OUR GAME: Former NHL factory Kirkland Lake proud of growing minor system – by Roy MacGregor (Globe and Mail – October 20, 2012)

https://www.theglobeandmail.com/

KIRKLAND LAKE, ONT. — It is a scene that could grace the back of the five-dollar bill. Youngsters are playing hockey outdoors, the sounds so familiar – skates scraping over ice, sticks striking pucks, a barking dog – that they even include the winter call of the Canadian mother, once so common now so rare.

“Steeeeeeee-vennnn! Dinnnnnner-timmme!” But it is not real.

It is, instead, a diorama represented what once was, the roots of a game so important to this small Northern Ontario community that Kirkland Lake even has its own impressive Hall of Fame – Hockey Heritage North – that celebrates what Foster Hewitt once called “The town that made the NHL famous.”

It is registration week in Kirkland Lake, Ont., that time of year when the town’s youngsters sign up for a sport that once defined Kirkland Lake every bit as much as the gold the various mines pulled from the quartz and faults of this dense northern bush.

The Timbits are on the ice at the Joe Mavrinac Community Complex, locally known as “The Joe.” All three age groups are on at once.
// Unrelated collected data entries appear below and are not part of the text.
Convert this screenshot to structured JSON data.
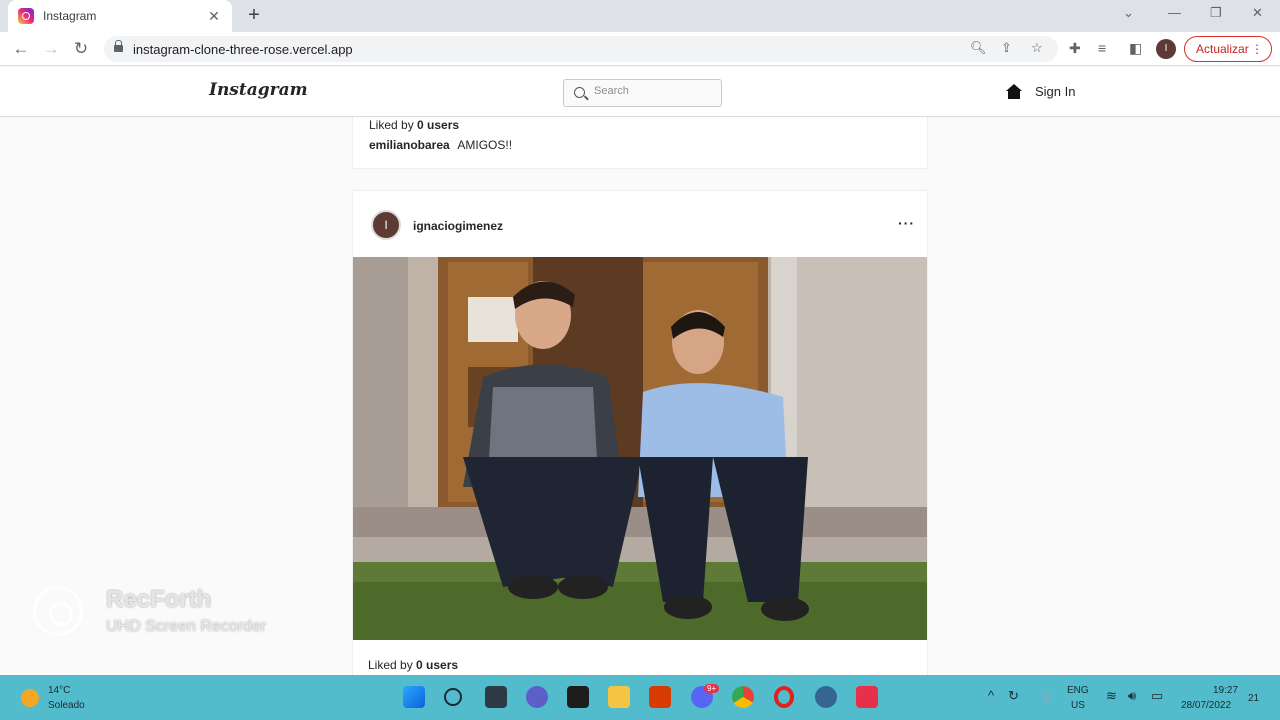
{
  "browser": {
    "tab_title": "Instagram",
    "tab_close": "✕",
    "new_tab": "+",
    "url": "instagram-clone-three-rose.vercel.app",
    "profile_initial": "I",
    "update_label": "Actualizar"
  },
  "header": {
    "logo": "Instagram",
    "search_placeholder": "Search",
    "sign_in": "Sign In"
  },
  "posts": [
    {
      "liked_prefix": "Liked by",
      "liked_count": "0 users",
      "caption_user": "emilianobarea",
      "caption_text": "AMIGOS!!"
    },
    {
      "avatar_initial": "I",
      "username": "ignaciogimenez",
      "liked_prefix": "Liked by",
      "liked_count": "0 users"
    }
  ],
  "watermark": {
    "name": "RecForth",
    "subtitle": "UHD Screen Recorder"
  },
  "taskbar": {
    "temperature": "14°C",
    "condition": "Soleado",
    "lang_top": "ENG",
    "lang_bottom": "US",
    "time": "19:27",
    "date": "28/07/2022",
    "notifications": "21",
    "discord_badge": "9+"
  }
}
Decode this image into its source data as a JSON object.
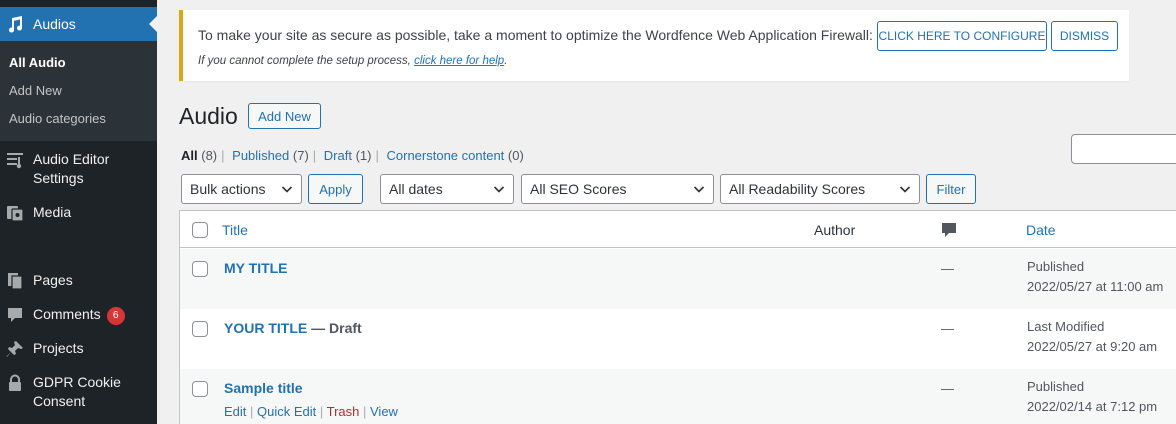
{
  "sidebar": {
    "active": {
      "label": "Audios",
      "icon": "music-icon"
    },
    "submenu": [
      "All Audio",
      "Add New",
      "Audio categories"
    ],
    "items": [
      {
        "label": "Audio Editor Settings",
        "line1": "Audio Editor",
        "line2": "Settings",
        "icon": "editor-settings-icon"
      },
      {
        "label": "Media",
        "icon": "media-icon"
      },
      {
        "label": "Pages",
        "icon": "pages-icon"
      },
      {
        "label": "Comments",
        "icon": "comments-icon",
        "badge": "6"
      },
      {
        "label": "Projects",
        "icon": "pin-icon"
      },
      {
        "label": "GDPR Cookie Consent",
        "line1": "GDPR Cookie",
        "line2": "Consent",
        "icon": "lock-icon"
      }
    ]
  },
  "notice": {
    "message": "To make your site as secure as possible, take a moment to optimize the Wordfence Web Application Firewall:",
    "configure_button": "CLICK HERE TO CONFIGURE",
    "dismiss_button": "DISMISS",
    "sub_prefix": "If you cannot complete the setup process, ",
    "sub_link": "click here for help",
    "sub_suffix": "."
  },
  "page": {
    "title": "Audio",
    "add_new": "Add New"
  },
  "views": [
    {
      "label": "All",
      "count": "(8)"
    },
    {
      "label": "Published",
      "count": "(7)"
    },
    {
      "label": "Draft",
      "count": "(1)"
    },
    {
      "label": "Cornerstone content",
      "count": "(0)"
    }
  ],
  "filters": {
    "bulk_actions": "Bulk actions",
    "apply": "Apply",
    "dates": "All dates",
    "seo": "All SEO Scores",
    "readability": "All Readability Scores",
    "filter": "Filter"
  },
  "table": {
    "columns": {
      "title": "Title",
      "author": "Author",
      "comments_icon": "comment-bubble-icon",
      "date": "Date"
    },
    "rows": [
      {
        "title": "MY TITLE",
        "state": "",
        "comments": "—",
        "status": "Published",
        "date": "2022/05/27 at 11:00 am"
      },
      {
        "title": "YOUR TITLE",
        "state": " — Draft",
        "comments": "—",
        "status": "Last Modified",
        "date": "2022/05/27 at 9:20 am"
      },
      {
        "title": "Sample title",
        "state": "",
        "comments": "—",
        "status": "Published",
        "date": "2022/02/14 at 7:12 pm"
      }
    ],
    "row_actions": [
      "Edit",
      "Quick Edit",
      "Trash",
      "View"
    ]
  }
}
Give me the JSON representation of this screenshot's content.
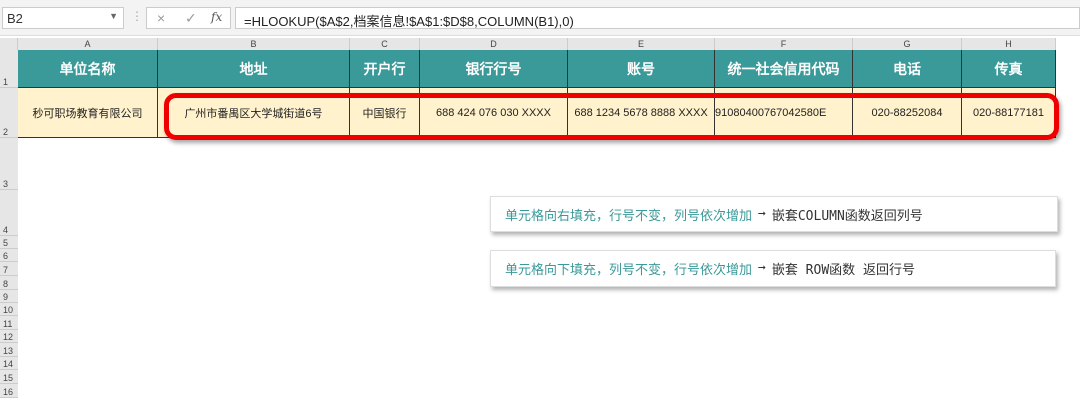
{
  "name_box": "B2",
  "formula": "=HLOOKUP($A$2,档案信息!$A$1:$D$8,COLUMN(B1),0)",
  "icons": {
    "cancel": "×",
    "enter": "✓",
    "fx": "fx"
  },
  "columns": [
    "A",
    "B",
    "C",
    "D",
    "E",
    "F",
    "G",
    "H"
  ],
  "rows": [
    "1",
    "2",
    "3",
    "4",
    "5",
    "6",
    "7",
    "8",
    "9",
    "10",
    "11",
    "12",
    "13",
    "14",
    "15",
    "16"
  ],
  "headers": [
    "单位名称",
    "地址",
    "开户行",
    "银行行号",
    "账号",
    "统一社会信用代码",
    "电话",
    "传真"
  ],
  "values": [
    "秒可职场教育有限公司",
    "广州市番禺区大学城街道6号",
    "中国银行",
    "688 424 076 030 XXXX",
    "688 1234 5678 8888 XXXX",
    "91080400767042580E",
    "020-88252084",
    "020-88177181"
  ],
  "notes": [
    {
      "text": "单元格向右填充，行号不变，列号依次增加",
      "arrow": "➞",
      "result": "嵌套COLUMN函数返回列号"
    },
    {
      "text": "单元格向下填充，列号不变，行号依次增加",
      "arrow": "➞",
      "result": "嵌套 ROW函数 返回行号"
    }
  ],
  "colors": {
    "header": "#3a9999",
    "data_row": "#fff2cc",
    "highlight": "#ee0000"
  }
}
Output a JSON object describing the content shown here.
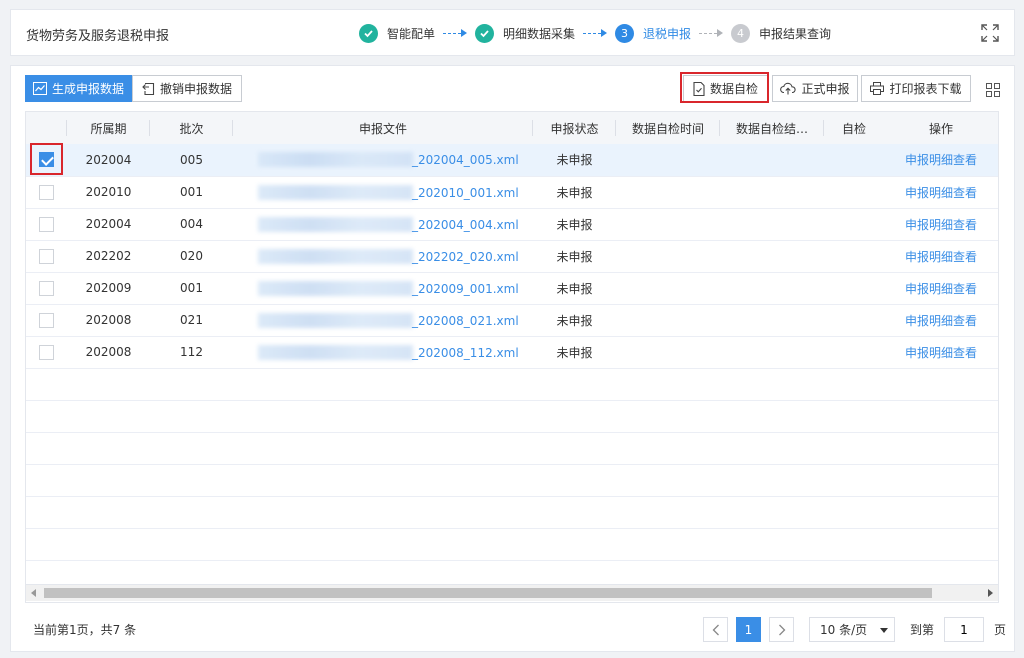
{
  "header": {
    "title": "货物劳务及服务退税申报",
    "steps": [
      {
        "num": "1",
        "label": "智能配单",
        "status": "done"
      },
      {
        "num": "2",
        "label": "明细数据采集",
        "status": "done"
      },
      {
        "num": "3",
        "label": "退税申报",
        "status": "active"
      },
      {
        "num": "4",
        "label": "申报结果查询",
        "status": "todo"
      }
    ]
  },
  "toolbar": {
    "generate_label": "生成申报数据",
    "revoke_label": "撤销申报数据",
    "selfcheck_label": "数据自检",
    "submit_label": "正式申报",
    "print_label": "打印报表下载"
  },
  "table": {
    "columns": [
      "所属期",
      "批次",
      "申报文件",
      "申报状态",
      "数据自检时间",
      "数据自检结…",
      "自检",
      "操作"
    ],
    "rows": [
      {
        "checked": true,
        "period": "202004",
        "batch": "005",
        "file": "_202004_005.xml",
        "status": "未申报",
        "action": "申报明细查看"
      },
      {
        "checked": false,
        "period": "202010",
        "batch": "001",
        "file": "_202010_001.xml",
        "status": "未申报",
        "action": "申报明细查看"
      },
      {
        "checked": false,
        "period": "202004",
        "batch": "004",
        "file": "_202004_004.xml",
        "status": "未申报",
        "action": "申报明细查看"
      },
      {
        "checked": false,
        "period": "202202",
        "batch": "020",
        "file": "_202202_020.xml",
        "status": "未申报",
        "action": "申报明细查看"
      },
      {
        "checked": false,
        "period": "202009",
        "batch": "001",
        "file": "_202009_001.xml",
        "status": "未申报",
        "action": "申报明细查看"
      },
      {
        "checked": false,
        "period": "202008",
        "batch": "021",
        "file": "_202008_021.xml",
        "status": "未申报",
        "action": "申报明细查看"
      },
      {
        "checked": false,
        "period": "202008",
        "batch": "112",
        "file": "_202008_112.xml",
        "status": "未申报",
        "action": "申报明细查看"
      }
    ]
  },
  "pagination": {
    "summary": "当前第1页，共7 条",
    "current_page": "1",
    "page_size": "10 条/页",
    "goto_label": "到第",
    "goto_value": "1",
    "unit": "页"
  },
  "colors": {
    "primary": "#3a8ee6",
    "done": "#21b39e",
    "highlight": "#d9262c"
  }
}
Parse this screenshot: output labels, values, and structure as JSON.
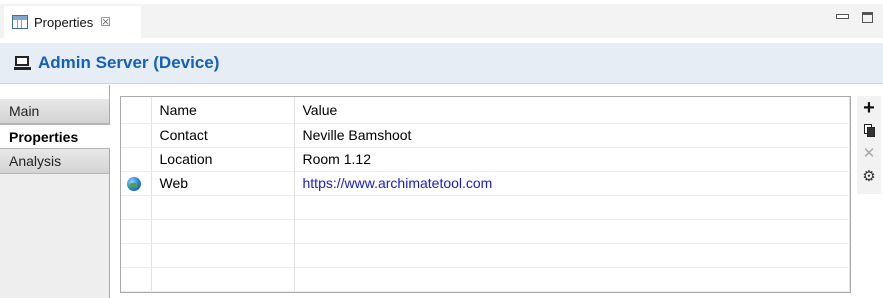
{
  "view": {
    "tab_label": "Properties",
    "tab_close": "☒",
    "tab_icon": "table-icon"
  },
  "header": {
    "icon": "device-icon",
    "title": "Admin Server (Device)"
  },
  "left_tabs": [
    {
      "label": "Main",
      "active": false
    },
    {
      "label": "Properties",
      "active": true
    },
    {
      "label": "Analysis",
      "active": false
    }
  ],
  "table": {
    "columns": {
      "name": "Name",
      "value": "Value"
    },
    "rows": [
      {
        "name": "Contact",
        "value": "Neville Bamshoot",
        "icon": ""
      },
      {
        "name": "Location",
        "value": "Room 1.12",
        "icon": ""
      },
      {
        "name": "Web",
        "value": "https://www.archimatetool.com",
        "icon": "globe-icon"
      }
    ],
    "empty_rows": 4
  },
  "toolbar": {
    "add": "+",
    "copy": "copy-icon",
    "remove": "✕",
    "manage": "⚙"
  },
  "colors": {
    "header_bg": "#e6edf4",
    "title": "#1560bd",
    "link": "#1a1ad0"
  }
}
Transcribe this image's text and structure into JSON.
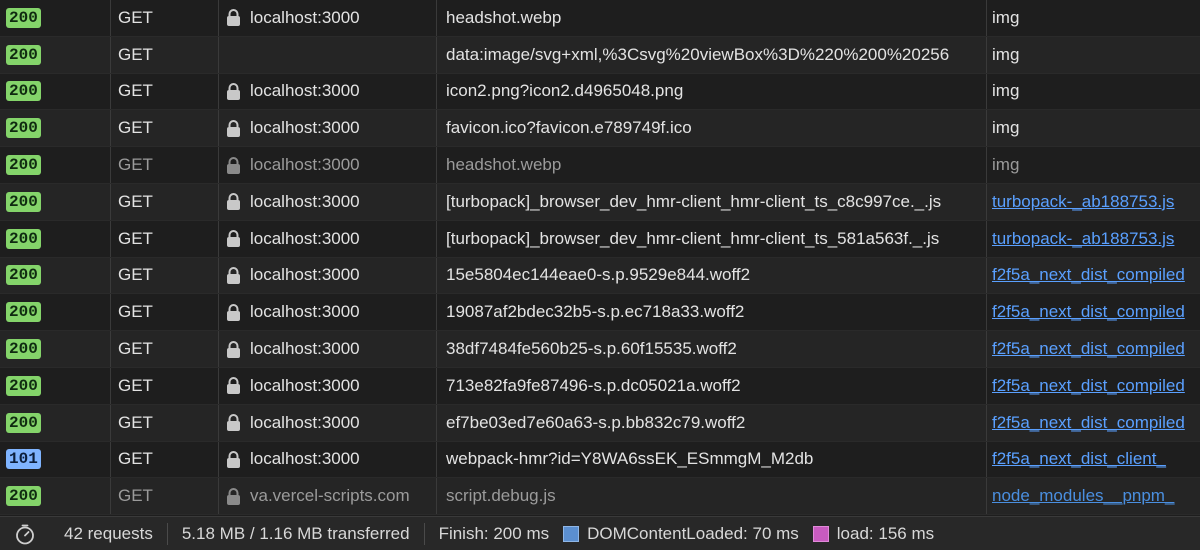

There are four– and five-year-olds together, six-year-olds and seven-year-olds – making a grand total of 30 hockey players learning to skate and turn without crashing into the boards.

That number, 30, is precisely the number of NHLers listed on a bronze monument downtown where the old rink once stood and where championships were regularly won.

There are actually more than 40 local players who went on to play at high levels, and as the 30 Timbits skate and fall about the ice surface, they do so under the gaze of giants in Kirkland Lake hockey history and giants, as well, in the murals that surround The Joe.